I. Gautama Buddha
In response to this appeal, the Blessed One addressed the assembly: –
Ananda has just requested me to teach how to arrange a True Altar of Enlightenment to which sentient beings of this last kalpa may come for deliverance and protection. Listen carefully as I explain it to you.
Ananda and all in this assembly! In explaining to you the rules of the Vinaya, I have frequently emphasised three good lessons, namely,
the only way to keep the precepts is first to be able to concentrate the mind;
by keeping the precepts you will be able to attain Samadhi;
by means of Samadhi one develops intelligence and wisdom.
Having learned these three good lessons, one has gained freedom from the intoxicants and hindrances.
Ananda, why is concentration of mind necessary before one can keep the precepts? And why is it necessary to keep the precepts before one can rightly practise Dhyan and attain Samadhi? And why is the attainment of Samadhi necessary before one may attain True Intelligence and Wisdom? Let me explain this to you.

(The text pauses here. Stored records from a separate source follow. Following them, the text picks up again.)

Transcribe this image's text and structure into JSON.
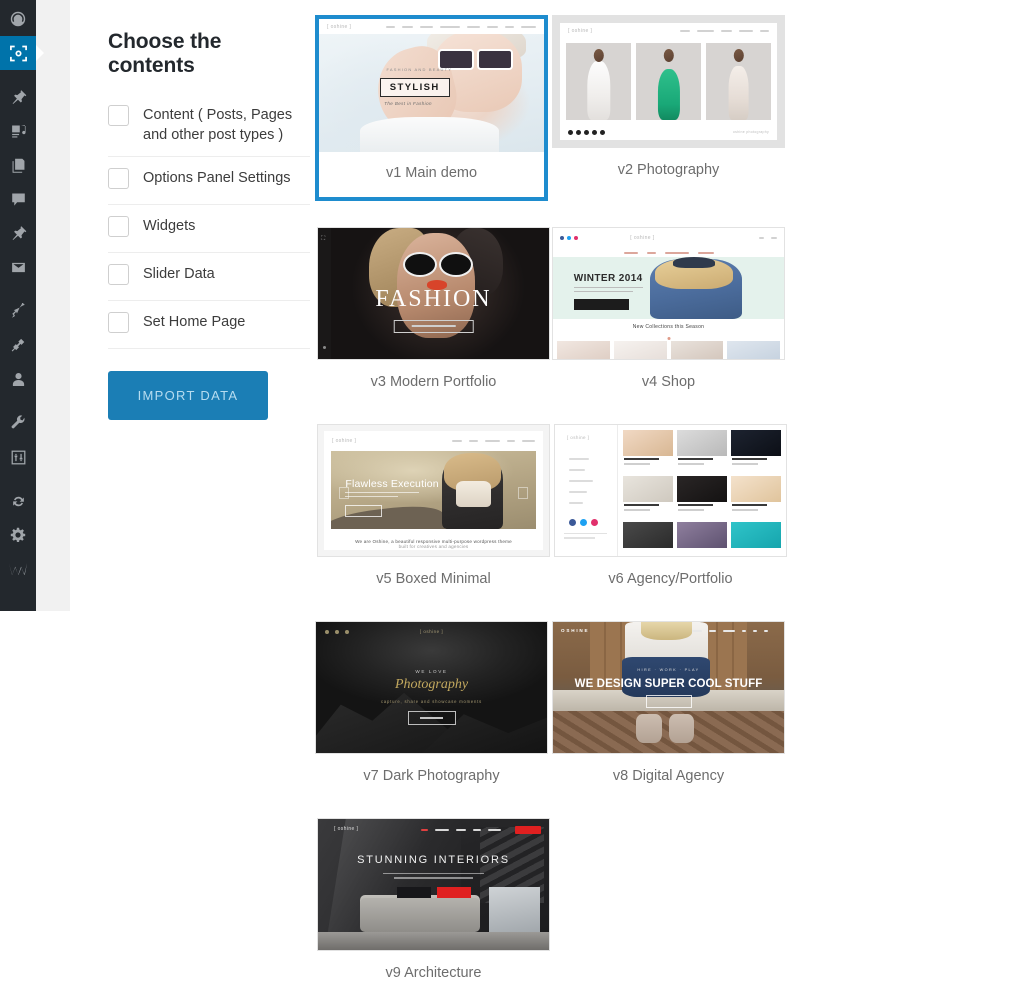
{
  "sidebar": {
    "items": [
      {
        "name": "dashboard",
        "icon": "dashboard-icon",
        "active": false
      },
      {
        "name": "oshine-options",
        "icon": "fullscreen-brackets-icon",
        "active": true
      },
      {
        "name": "posts",
        "icon": "pin-icon",
        "active": false
      },
      {
        "name": "media",
        "icon": "media-icon",
        "active": false
      },
      {
        "name": "pages",
        "icon": "pages-icon",
        "active": false
      },
      {
        "name": "comments",
        "icon": "comment-icon",
        "active": false
      },
      {
        "name": "portfolio",
        "icon": "pin-icon",
        "active": false
      },
      {
        "name": "contact",
        "icon": "envelope-icon",
        "active": false
      },
      {
        "name": "appearance",
        "icon": "brush-icon",
        "active": false
      },
      {
        "name": "plugins",
        "icon": "plug-icon",
        "active": false
      },
      {
        "name": "users",
        "icon": "user-icon",
        "active": false
      },
      {
        "name": "tools",
        "icon": "wrench-icon",
        "active": false
      },
      {
        "name": "settings-sliders",
        "icon": "sliders-icon",
        "active": false
      },
      {
        "name": "updates",
        "icon": "sync-icon",
        "active": false
      },
      {
        "name": "options-gear",
        "icon": "gear-icon",
        "active": false
      },
      {
        "name": "brand-logo",
        "icon": "m-logo-icon",
        "active": false
      }
    ]
  },
  "panel": {
    "title": "Choose the contents",
    "options": [
      {
        "label": "Content ( Posts, Pages and other post types )",
        "checked": false
      },
      {
        "label": "Options Panel Settings",
        "checked": false
      },
      {
        "label": "Widgets",
        "checked": false
      },
      {
        "label": "Slider Data",
        "checked": false
      },
      {
        "label": "Set Home Page",
        "checked": false
      }
    ],
    "import_button": "IMPORT DATA",
    "accent_color": "#1b7eb5",
    "selected_border_color": "#1e8cce"
  },
  "demos": [
    {
      "label": "v1 Main demo",
      "selected": true,
      "headline": "STYLISH",
      "tagline": "The Best in Fashion",
      "eyebrow": "FASHION AND BEAUTY"
    },
    {
      "label": "v2 Photography",
      "selected": false
    },
    {
      "label": "v3 Modern Portfolio",
      "selected": false,
      "headline": "FASHION"
    },
    {
      "label": "v4 Shop",
      "selected": false,
      "headline": "WINTER 2014",
      "section": "New Collections this Season"
    },
    {
      "label": "v5 Boxed Minimal",
      "selected": false,
      "headline": "Flawless Execution",
      "caption": "We are Oshine, a beautiful responsive multi-purpose wordpress theme"
    },
    {
      "label": "v6 Agency/Portfolio",
      "selected": false
    },
    {
      "label": "v7 Dark Photography",
      "selected": false,
      "eyebrow": "WE LOVE",
      "headline": "Photography"
    },
    {
      "label": "v8 Digital Agency",
      "selected": false,
      "brand": "OSHINE",
      "headline": "WE DESIGN SUPER COOL STUFF"
    },
    {
      "label": "v9 Architecture",
      "selected": false,
      "headline": "STUNNING INTERIORS"
    }
  ]
}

All sentient beings in all the six realms of existence are susceptible to temptations and allurements. As they yield to these temptations and allurements, they fall into and become fast bound to the recurring cycles of deaths and rebirths. Being prone to yield to these temptations and allurements, one must, in order to free himself from their bondage and their intoxication, concentrate his whole mind in a resolution to resist them to the uttermost. The most important of these allurements are the temptations to yield to sexual thoughts, desires and indulgence, with all their following waste and bondage and suffering. Unless one can free himself from this bondage and these contaminations and exterminate these sexual lusts, there will be no escape from the following suffering, nor hope of advancement to enlightenment and peacefulness. No matter how keen you may be mentally, no matter how much you may be able to practise Dhyan, no matter to how high a degree of apparent Samadhi you may attain, unless you have wholly annihilated all sexual lusts, you will ultimately fall into the lower realms of existence. In these lower Mara realms of existence there are three ranks of evil ones: the Mara king, evil demons, and female fiends, and all of them have each his and her own double who disguise themselves as ‘angels of light’ who have attained supreme Enlightenment.
After my Parinirvana, in the last Kalpa of this world, there will be plenty of all these kinds of evil spirits everywhere. Some of them will beset you openly with avarice and concupiscence and others of them will pose as holy and learned masters. No one will escape their machinations to lure them into the swamps of defilement and thus to lose the Path to Enlightenment. Therefore, Ananda, and all of you, should persistently teach the people of this world to attain perfect concentration of mind, so that they may be able to practise Dhyan successfully and attain Samadhi. This is the clear teaching of all the Blessed Buddhas of the past, and it is my instruction at the present, and it will be the instruction of all Tathagatas of the future.
Therefore, Ananda, a man who tries to practise Dhyan without first attaining control of his mind is like a man trying to bake bread out of a dough made of sand; bake it as long as he will, it will only be sand made a little hot. It is the same with sentient beings, Ananda. They can not hope to attain Buddhahood by means of an indecent body. How can they hope to attain the wonderful experience of Samadhi out of bawdiness? If the source is indecent, the outcome will be indecent; there will ever be a return to the never-ending recurrence of deaths and rebirths. Sexual lust leads to multiplicity; control of mind and Samadhi leads to enlightenment and the unitive life of Buddhahood. Multiplicity leads to strife and suffering; control of mind and dhyana leads to the blissful peace of Samadhi and Buddhahood.
Inhibition of sexual thoughts and annihilation of sexual lusts is the path to Samadhi, and even the conception of inhibiting and annihilating must be discarded and forgotten. When the mind is under perfect control and all indecent thoughts excluded, then there may be a reasonable expectation for the Enlightenment of the Buddhas. Any other teaching than this is but the teaching of the evil Maras. This is my first admonition as to keeping the Precepts.